I start at the top of the EPA, from where this government mocks the nation with the head in place, and increasingly looking so out of place. I continue down through the line, and there is the mostly discouraging. For it is the same PPP government and its leaders that are so serene in their captive and tricky relationships with Exxon and company that they cannot afford to give the EPA, the kind of people that it urgently needs. To give those people the freedom to take matters on the environment wherever they lead, regardless of whose feet are crushed, be it Exxon’s or secretive PPP leadership, or local businesses given the green light, when all should have been in check, as the rules and regulations (now enhanced) require. It has not been so, and should it continue to be so, which is what I believe, then those improved EPA regulations are not going to make any difference, not worth the paper on which written.

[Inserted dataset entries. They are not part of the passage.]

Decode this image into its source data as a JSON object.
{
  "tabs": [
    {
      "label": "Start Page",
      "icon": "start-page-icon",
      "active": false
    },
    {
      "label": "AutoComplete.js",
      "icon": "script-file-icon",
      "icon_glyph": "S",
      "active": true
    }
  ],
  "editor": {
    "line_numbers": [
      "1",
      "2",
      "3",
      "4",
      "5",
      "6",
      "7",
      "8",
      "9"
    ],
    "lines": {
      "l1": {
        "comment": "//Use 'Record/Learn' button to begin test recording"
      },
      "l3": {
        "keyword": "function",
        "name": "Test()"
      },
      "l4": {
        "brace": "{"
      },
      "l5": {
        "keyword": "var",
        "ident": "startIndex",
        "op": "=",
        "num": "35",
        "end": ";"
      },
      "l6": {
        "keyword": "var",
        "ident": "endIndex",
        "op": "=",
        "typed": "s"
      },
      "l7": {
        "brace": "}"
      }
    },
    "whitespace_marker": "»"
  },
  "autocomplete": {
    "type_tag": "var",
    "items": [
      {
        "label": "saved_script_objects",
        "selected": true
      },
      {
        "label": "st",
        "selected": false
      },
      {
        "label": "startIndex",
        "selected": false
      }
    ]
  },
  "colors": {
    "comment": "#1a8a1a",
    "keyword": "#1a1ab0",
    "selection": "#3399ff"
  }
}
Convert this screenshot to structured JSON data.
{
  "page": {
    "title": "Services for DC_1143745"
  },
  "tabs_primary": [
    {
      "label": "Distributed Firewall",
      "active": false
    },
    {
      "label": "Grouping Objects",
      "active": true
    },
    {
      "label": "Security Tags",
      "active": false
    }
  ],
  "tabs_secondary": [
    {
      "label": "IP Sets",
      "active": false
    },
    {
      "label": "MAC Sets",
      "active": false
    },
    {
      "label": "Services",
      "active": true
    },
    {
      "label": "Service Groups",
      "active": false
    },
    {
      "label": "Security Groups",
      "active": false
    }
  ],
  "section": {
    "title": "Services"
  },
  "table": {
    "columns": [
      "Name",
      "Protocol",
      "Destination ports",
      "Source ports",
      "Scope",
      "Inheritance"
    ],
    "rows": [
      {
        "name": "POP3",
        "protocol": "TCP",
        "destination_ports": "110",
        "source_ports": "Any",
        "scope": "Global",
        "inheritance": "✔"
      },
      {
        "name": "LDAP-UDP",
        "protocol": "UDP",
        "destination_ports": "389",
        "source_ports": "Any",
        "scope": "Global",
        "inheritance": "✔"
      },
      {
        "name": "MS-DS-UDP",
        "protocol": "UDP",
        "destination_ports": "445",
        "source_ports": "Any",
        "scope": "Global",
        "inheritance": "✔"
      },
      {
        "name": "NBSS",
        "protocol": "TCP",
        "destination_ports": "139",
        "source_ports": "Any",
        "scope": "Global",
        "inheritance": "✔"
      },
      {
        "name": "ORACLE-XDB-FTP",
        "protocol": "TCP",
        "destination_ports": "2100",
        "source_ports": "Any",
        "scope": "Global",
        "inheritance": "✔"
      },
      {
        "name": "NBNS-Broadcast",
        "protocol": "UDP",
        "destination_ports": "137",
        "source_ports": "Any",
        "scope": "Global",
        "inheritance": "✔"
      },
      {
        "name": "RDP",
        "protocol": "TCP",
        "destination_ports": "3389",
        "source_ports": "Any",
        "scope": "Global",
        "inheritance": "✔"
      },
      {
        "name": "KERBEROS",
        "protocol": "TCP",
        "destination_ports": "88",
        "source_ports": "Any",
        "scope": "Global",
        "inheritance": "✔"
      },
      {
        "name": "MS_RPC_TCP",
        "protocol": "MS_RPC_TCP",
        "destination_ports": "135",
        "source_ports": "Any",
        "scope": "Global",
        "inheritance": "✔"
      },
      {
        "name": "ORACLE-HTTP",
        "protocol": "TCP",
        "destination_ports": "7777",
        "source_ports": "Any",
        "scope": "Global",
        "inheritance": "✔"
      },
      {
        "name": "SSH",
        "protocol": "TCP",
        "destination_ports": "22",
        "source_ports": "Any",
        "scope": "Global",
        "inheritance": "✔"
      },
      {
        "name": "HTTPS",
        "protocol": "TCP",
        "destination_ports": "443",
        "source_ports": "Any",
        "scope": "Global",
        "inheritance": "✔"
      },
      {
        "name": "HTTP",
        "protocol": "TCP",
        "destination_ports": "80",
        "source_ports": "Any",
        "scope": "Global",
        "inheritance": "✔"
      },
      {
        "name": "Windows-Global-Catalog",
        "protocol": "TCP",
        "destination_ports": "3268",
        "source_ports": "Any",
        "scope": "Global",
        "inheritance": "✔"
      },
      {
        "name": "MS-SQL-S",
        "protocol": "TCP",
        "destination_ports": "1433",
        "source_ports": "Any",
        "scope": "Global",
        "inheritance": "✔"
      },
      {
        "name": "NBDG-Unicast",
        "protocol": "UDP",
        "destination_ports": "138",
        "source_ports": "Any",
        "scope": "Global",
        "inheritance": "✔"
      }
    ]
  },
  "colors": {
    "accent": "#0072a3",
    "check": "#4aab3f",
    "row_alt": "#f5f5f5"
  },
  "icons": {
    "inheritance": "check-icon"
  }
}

I am encouraged that Guyana’s Head of State, President Irfaan Ali, has responded swiftly and positively to the catastrophic situation in our sister CARICOM nation, St. Vincent and the Grenadines. It was good to learn about emergency supplies being rushed out, conversations going on between Guyana’s President and the Prime Minister of the volcano-struck island nation, Dr. Ralph Gonsalves. A couple of Guyanese companies, Banks DIH and GAICO Construction and General Services, have also stepped up to offer a helping hand. In addition, “President of the Guyana Manufacturing and Services Association (GMSA), Rafeek Khan, also indicated to the Head of State that the association has secured financial commitments” (KN April 11). I find all this most encouraging, which confirms that we have not lost our deep sense of compassion, especially for neighbours in time of need, and this is a time of dire need for thousands of Vincentians.
But, even as I say all of this about Guyana’s government and private sector, I would be still more encouraged to learn that our government has committed to opening our doors to provide physical welcome and shelter to some Vincentians. It is a small country that is only 18 and 11 miles long and wide respectively, while double-digit thousands are directly impacted by the volcano. They do not have much space to move about and to seek safety, and we can do something tangible about that tightness. While we have already done some good things, I believe that we can really stand out by helping to evacuate and provide safe harbour to a couple hundred Vincentians. It is said that any port is good in a storm. By any calculation, what is happening in St. Vincent is a hard, battering, and dangerous storm of lava and ash. Guyana is sufficiently far away and big enough to offer some solace in this dark hour (literally) to our hapless brothers and sisters in St. Vincent. I think that it would be a manifestation of the truly bighearted and broadminded by President Ali and his government to think along these lines, and then follow through with decisive action, just as was done with the relief supplies and arrangements already made to the burning island. I am sure that such a gesture would be most welcomed. I would be encouraged to hear of it happening.
(The views expressed in this article are those of the author and do not necessarily reflect the opinions of this newspaper.)